# Accessibility Violations Photo



## jar546 (Feb 5, 2020)

How many accessibility non-compliance issues do you see?


----------



## e hilton (Feb 5, 2020)

None, because its not designated as an accessible restroom. 

Obviously the soap dispenser ... never seen that before.  Side clearance on the sink.


----------



## jar546 (Feb 5, 2020)

e hilton said:


> None, because its not designated as an accessible restroom.
> 
> Obviously the soap dispenser ... never seen that before.  Side clearance on the sink.



Actually, it is designated as accessible.


----------



## e hilton (Feb 5, 2020)

Sorry, i didn't see the sign on the door.  Its obviously there in error, the room is not accessible.


----------



## Rick18071 (Feb 5, 2020)

e hilton said:


> None, because its not designated as an accessible restroom.
> 
> Obviously the soap dispenser ... never seen that before.  Side clearance on the sink.



ICC/ANSI A117.1 - 2009 section 606.78 Operable Parts on towel dispensers and hand dryers shall comply with TABLE  606.7.

Nothing about soap dispensers

Need a tape measure to check other things.


----------



## Pcinspector1 (Feb 5, 2020)

Baby changing station interferes with front approach to sink basin.

Vanity sink should have 30-inches of width, the towel/trash receptacle appears to encroach into the required sink area.

If you have a mirror, it needs to meet tilt and height requirements, can't tell from photo.

Soap dispenser too high, if provided needs to be no higher than 40-inches


----------



## ADAguy (Feb 5, 2020)

Soap is an accessory, 40" max. to operable part.
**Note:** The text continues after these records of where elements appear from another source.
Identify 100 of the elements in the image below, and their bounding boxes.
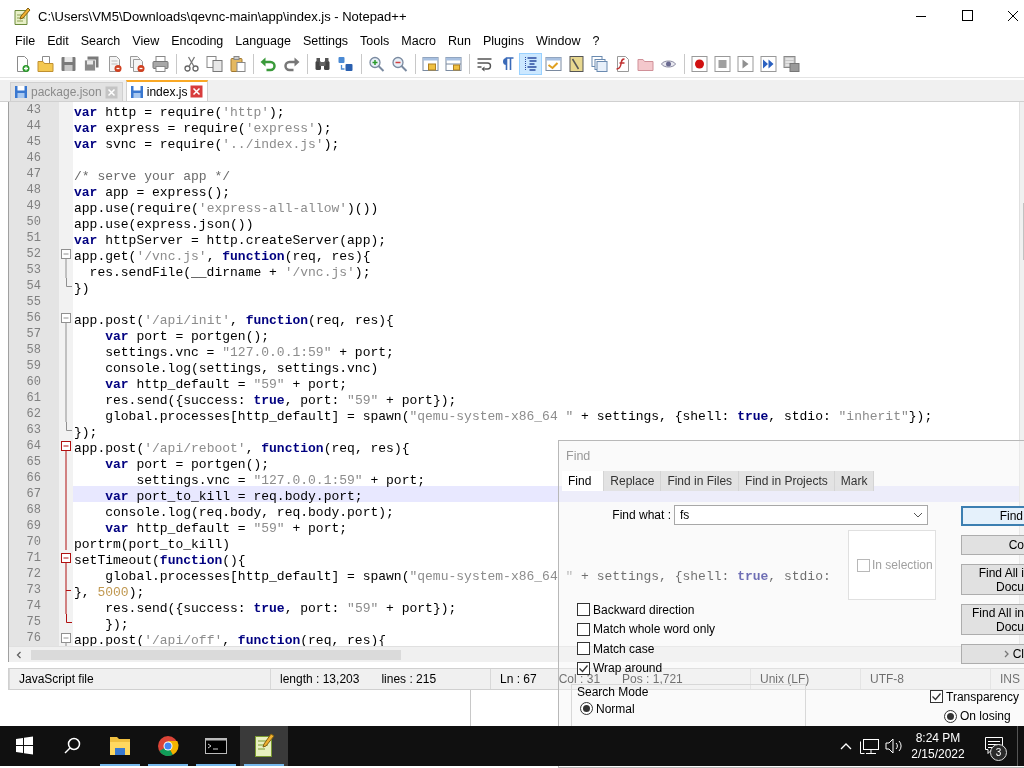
menu-item[interactable]: Edit [41, 34, 75, 48]
code-line: }); [74, 425, 98, 440]
indent-guide-icon[interactable] [519, 52, 542, 75]
line-number: 50 [26, 214, 41, 230]
line-number: 75 [26, 614, 41, 630]
line-number: 74 [26, 598, 41, 614]
dialog-tab[interactable]: Replace [604, 471, 662, 491]
dialog-button[interactable]: Co [961, 535, 1024, 555]
checkbox-label: Backward direction [593, 602, 695, 617]
line-number: 61 [26, 390, 41, 406]
menu-item[interactable]: View [126, 34, 166, 48]
checkbox[interactable] [930, 690, 943, 704]
close-tab-icon[interactable] [190, 85, 204, 98]
insert-mode: INS [1000, 672, 1020, 686]
line-number: 70 [26, 534, 41, 550]
line-number: 60 [26, 374, 41, 390]
menu-item[interactable]: Tools [354, 34, 396, 48]
code-line: app.use(require('express-all-allow')()) [74, 201, 379, 216]
code-line: app.post('/api/reboot', function(req, res){ [74, 441, 410, 456]
line-number: 65 [26, 454, 41, 470]
code-line: res.send({success: true, port: "59" + port}); [104, 393, 457, 408]
line-number: 56 [26, 310, 41, 326]
notepad-icon[interactable] [240, 726, 288, 766]
line-number: 49 [26, 198, 41, 214]
line-number: 71 [26, 550, 41, 566]
line-number: 46 [26, 150, 41, 166]
code-line: res.sendFile(__dirname + '/vnc.js'); [88, 265, 371, 280]
dialog-tab[interactable]: Mark [834, 471, 875, 491]
dialog-button[interactable]: Cl [961, 644, 1024, 664]
dialog-tab[interactable]: Find in Projects [739, 471, 835, 491]
code-line: var port = portgen(); [104, 457, 270, 472]
menu-item[interactable]: Encoding [165, 34, 230, 48]
line-number: 62 [26, 406, 41, 422]
menu-item[interactable]: Window [529, 34, 587, 48]
line-number: 63 [26, 422, 41, 438]
dialog-button[interactable]: Find All i Docu [961, 564, 1024, 595]
code-line: global.processes[http_default] = spawn("qemu-system-x86_64 " + settings, {shell: true, stdio: [104, 569, 831, 584]
group-title: Search Mode [577, 685, 649, 699]
file-length: length : 13,203 [280, 672, 360, 686]
menu-item[interactable]: Macro [395, 34, 443, 48]
line-number: 44 [26, 118, 41, 134]
menu-item[interactable]: ? [586, 34, 606, 48]
chevron-right-icon [1002, 649, 1011, 659]
code-line: console.log(req.body, req.body.port); [104, 505, 394, 520]
dialog-title: Find [566, 449, 591, 463]
code-line: var svnc = require('../index.js'); [74, 137, 340, 152]
line-number: 52 [26, 246, 41, 262]
line-number: 66 [26, 470, 41, 486]
code-line: global.processes[http_default] = spawn("qemu-system-x86_64 " + settings, {shell: true, stdio: "inherit"}); [104, 409, 933, 424]
checkbox-label: Transparency [946, 689, 1019, 704]
code-line: app.use(express.json()) [74, 217, 254, 232]
code-line: var http_default = "59" + port; [104, 377, 348, 392]
fold-toggle-icon[interactable] [59, 630, 73, 646]
code-line: }) [74, 281, 90, 296]
menu-item[interactable]: Search [74, 34, 127, 48]
line-number: 54 [26, 278, 41, 294]
file-tab[interactable]: index.js [125, 80, 209, 101]
checkbox[interactable] [577, 622, 590, 636]
line-number: 69 [26, 518, 41, 534]
line-ending: Unix (LF) [760, 672, 810, 686]
find-what-field[interactable]: fs [674, 505, 928, 525]
checkbox-label: In selection [872, 558, 933, 572]
checkbox-label: Match case [593, 641, 655, 656]
cursor-position: Pos : 1,721 [622, 672, 683, 686]
checkbox[interactable] [577, 642, 590, 656]
menu-item[interactable]: Plugins [476, 34, 530, 48]
menu-item[interactable]: File [9, 34, 42, 48]
menu-item[interactable]: Settings [296, 34, 355, 48]
line-number: 64 [26, 438, 41, 454]
fold-toggle-icon[interactable] [59, 246, 73, 262]
code-line: portrm(port_to_kill) [74, 537, 231, 552]
code-line: }); [104, 617, 129, 632]
checkbox-label: Match whole word only [593, 622, 716, 637]
dialog-tab[interactable]: Find in Files [661, 471, 740, 491]
save-status-icon [129, 84, 144, 99]
code-line: var httpServer = http.createServer(app); [74, 233, 387, 248]
line-number: 47 [26, 166, 41, 182]
fold-toggle-icon[interactable] [59, 438, 73, 454]
cursor-line: Ln : 67 [500, 672, 537, 686]
save-status-icon [14, 85, 28, 99]
code-line: app.post('/api/init', function(req, res){ [74, 313, 394, 328]
fold-toggle-icon[interactable] [59, 550, 73, 566]
app-icon [13, 7, 31, 25]
clock[interactable]: 8:24 PM 2/15/2022 [905, 726, 971, 766]
checkbox[interactable] [577, 661, 590, 675]
code-line: }, 5000); [74, 585, 145, 600]
checkbox[interactable] [577, 603, 590, 617]
line-count: lines : 215 [381, 672, 437, 686]
code-line: settings.vnc = "127.0.0.1:59" + port; [104, 345, 394, 360]
radio-label: On losing [960, 709, 1011, 724]
field-label: Find what : [612, 508, 671, 522]
menu-item[interactable]: Language [229, 34, 297, 48]
dialog-button[interactable]: Find All in Docu [961, 604, 1024, 635]
code-line: var http_default = "59" + port; [104, 521, 348, 536]
menu-item[interactable]: Run [442, 34, 477, 48]
dialog-tab[interactable]: Find [562, 471, 605, 491]
fold-toggle-icon[interactable] [59, 310, 73, 326]
dialog-button[interactable]: Find [961, 506, 1024, 526]
line-number: 45 [26, 134, 41, 150]
code-line: /* serve your app */ [74, 169, 231, 184]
Changing table may be an obstruction.


----------



## mark handler (Feb 5, 2020)

Rick18071 said:


> ICC/ANSI A117.1 - 2009 section 606.78 Operable Parts on towel dispensers and hand dryers shall comply with TABLE  606.7.
> 
> Nothing about soap dispensers
> 
> Need a tape measure to check other things.


*And that is one of the reasons ANSI is not Law/Code
To many Holes....


ADASAD Advisory 606.1 General.* If soap and towel dispensers are provided, they must be located within the reach ranges specified in 308. Locate soap and towel dispensers so that they are conveniently usable by a person at the accessible lavatory.


----------



## Mech (Feb 5, 2020)

The mirror does not appear to have a tilt to it.  What code / standard requires a tilt?  I do not see the requirement in A117.1-2009; maybe I missed it.
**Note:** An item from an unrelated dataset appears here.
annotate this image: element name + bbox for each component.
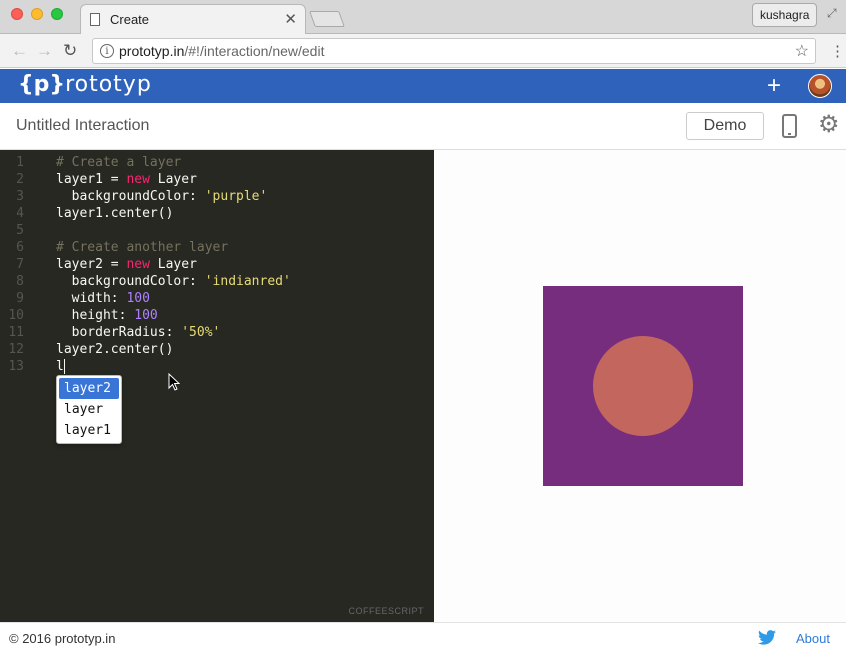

The sign next to the toilet room door (mirror reflection) looks awfully high.  I cannot tell what is on the sign.

The partition door in the open position may interfere with the toilet room door.  I cannot tell.

A partition door is supposed to close automatically.  This one looks like it stays open.
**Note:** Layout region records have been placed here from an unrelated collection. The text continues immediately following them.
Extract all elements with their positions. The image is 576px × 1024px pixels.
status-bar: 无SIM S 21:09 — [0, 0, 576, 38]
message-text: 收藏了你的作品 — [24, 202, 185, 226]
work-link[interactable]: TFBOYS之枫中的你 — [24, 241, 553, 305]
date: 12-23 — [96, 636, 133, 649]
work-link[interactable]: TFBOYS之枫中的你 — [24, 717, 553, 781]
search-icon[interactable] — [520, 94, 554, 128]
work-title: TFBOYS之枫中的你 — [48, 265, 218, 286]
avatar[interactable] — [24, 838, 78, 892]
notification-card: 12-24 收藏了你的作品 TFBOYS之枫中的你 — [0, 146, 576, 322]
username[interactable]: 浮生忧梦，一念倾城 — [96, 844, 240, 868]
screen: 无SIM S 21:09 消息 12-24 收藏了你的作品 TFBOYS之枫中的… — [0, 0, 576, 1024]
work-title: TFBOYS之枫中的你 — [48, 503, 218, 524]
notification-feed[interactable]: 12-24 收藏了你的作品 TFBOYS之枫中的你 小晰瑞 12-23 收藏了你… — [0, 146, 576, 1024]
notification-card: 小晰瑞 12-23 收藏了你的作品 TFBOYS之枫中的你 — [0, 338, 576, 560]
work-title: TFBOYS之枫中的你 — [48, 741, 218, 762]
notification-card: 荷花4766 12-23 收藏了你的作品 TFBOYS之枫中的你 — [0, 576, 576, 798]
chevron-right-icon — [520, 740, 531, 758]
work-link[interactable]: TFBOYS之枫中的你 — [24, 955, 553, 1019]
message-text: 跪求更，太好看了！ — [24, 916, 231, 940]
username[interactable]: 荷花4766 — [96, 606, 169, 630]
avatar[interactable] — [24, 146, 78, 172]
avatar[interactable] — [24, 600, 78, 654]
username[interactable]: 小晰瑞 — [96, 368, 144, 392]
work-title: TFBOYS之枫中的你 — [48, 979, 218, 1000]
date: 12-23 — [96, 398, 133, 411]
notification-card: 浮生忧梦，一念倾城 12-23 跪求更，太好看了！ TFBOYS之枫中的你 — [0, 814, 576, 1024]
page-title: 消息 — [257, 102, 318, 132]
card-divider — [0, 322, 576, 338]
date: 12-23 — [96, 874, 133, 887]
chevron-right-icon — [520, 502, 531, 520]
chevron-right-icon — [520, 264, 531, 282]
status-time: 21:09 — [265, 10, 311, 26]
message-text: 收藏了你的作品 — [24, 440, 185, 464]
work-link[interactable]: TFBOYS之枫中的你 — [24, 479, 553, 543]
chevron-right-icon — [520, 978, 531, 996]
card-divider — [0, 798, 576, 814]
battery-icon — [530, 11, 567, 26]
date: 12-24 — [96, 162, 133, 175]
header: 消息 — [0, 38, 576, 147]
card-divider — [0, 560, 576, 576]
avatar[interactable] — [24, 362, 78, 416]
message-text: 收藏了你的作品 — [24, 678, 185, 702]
The distance between doors is supposed to have a 30x48 space, if I recall correctly, between the two doors.

Assuming the shortest acceptable length grab bar was installed and was installed correctly, the paper towel / garbage can combination is close to the grab bar and may be intruding in the toilet clear floor space for a floor mounted toilet.

When measuring floor space clearances - do you measure from the white wall tile or the base / cove tile? The base / cove tile appears thicker than the wall tile and could result in too small of a clear floor space.


----------



## mark handler (Feb 5, 2020)

Mech said:


> The mirror does not appear to have a tilt to it.  What code / standard requires a tilt?  I do not see the requirement in A117.1-2009; maybe I missed it.


No tilt in ANSI
No tilt in ADASAD.

people do that to try to get out of the lower reflective edge distance, but not required.


----------



## Yikes (Feb 5, 2020)

Not taking measurements, but eyeballing it:

Changing table, even in its folded-up position, interferes with required 30x48 floor clearance at lavatory.
Stainless steel trash bin likely interferes with required toe clearance at lavatory.
Can’t tell if that fAstory thing is a towel dispenser or a seat cover dispenser, but either way the dispensing part might be higher than 48” for obstructed high forward reach
Soap dispenser higher than 48” side reach range.  Some people might also say it requires a forward approach instead of side approach.
If in California, the centerline of the lav needs to be 18” min. from the adjacent side wall.
Does the employee hand wash sign need to be tactile or braille? (“Ew, David!”)


----------



## Pcinspector1 (Feb 5, 2020)

mark handler said:


> people do that to try to get out of the lower reflective edge distance, but not required.



Mark is correct no tilt requirement. I even had that noted in the margin in a ADA reference book I use.

Thanks for the correction.


----------



## Builder Bob (Feb 5, 2020)

Also add the projection of the paper towel dispenser exceeds the 4" maximum allowed by ICC/ ANSI/ ADA. Hook on compartment door, self closing door, etc.


----------



## Rick18071 (Feb 6, 2020)

Builder Bob said:


> Also add the projection of the paper towel dispenser exceeds the 4" maximum allowed by ICC/ ANSI/ ADA. Hook on compartment door, self closing door, etc.



I would not call the paper towel dispenser a Protruding objects on circulation path


----------



## ADAguy (Feb 6, 2020)

and why wouldn't you? How tall/short are you?


----------



## Builder Bob (Feb 6, 2020)

Rick18071 said:


> I would not call the paper towel dispenser a Protruding objects on circulation path



You might want to visit ADA's page for some videos - it is on the circulation route between the water closet and the lavatory. How does a patron transition fro one to the other


----------



## Builder Bob (Feb 6, 2020)

https://www.access-board.gov/guidel...andards/guide-to-the-ada-standards/animations


----------



## Rick18071 (Feb 7, 2020)

As a PA inspector I don't care what the ADA says, I only inspect to the code.

ICC/ANSI A117.1-2009 section 604.4 let's you have things in the required clear space for any fixture and the turning space in the toilet room with nothing about protruding objects. This section is more specific about toilet room than the general requirements for circulation paths


----------



## e hilton (Feb 7, 2020)

Rick18071 said:


> As a PA inspector I don't care what the ADA says, I only inspect to the code.


Good point.  But when you have an inspection to see if the facility meets ada accessibilty requirements, then you do care.  And being on the owner side, we need to be able to successfully defend against ada challenges.  And unfortunately there are people who make a living doing that.


----------



## ADAguy (Feb 7, 2020)

So true e, that is where the discrepency occurs. DOJ's failure to certify "codes" and ICC's failure to meet ADASAD minimums in every category. States are required to implement the ADA but many AG's continue to resist, leaving owners unaware that their permits may not achieve a safe harbor for compliance.


----------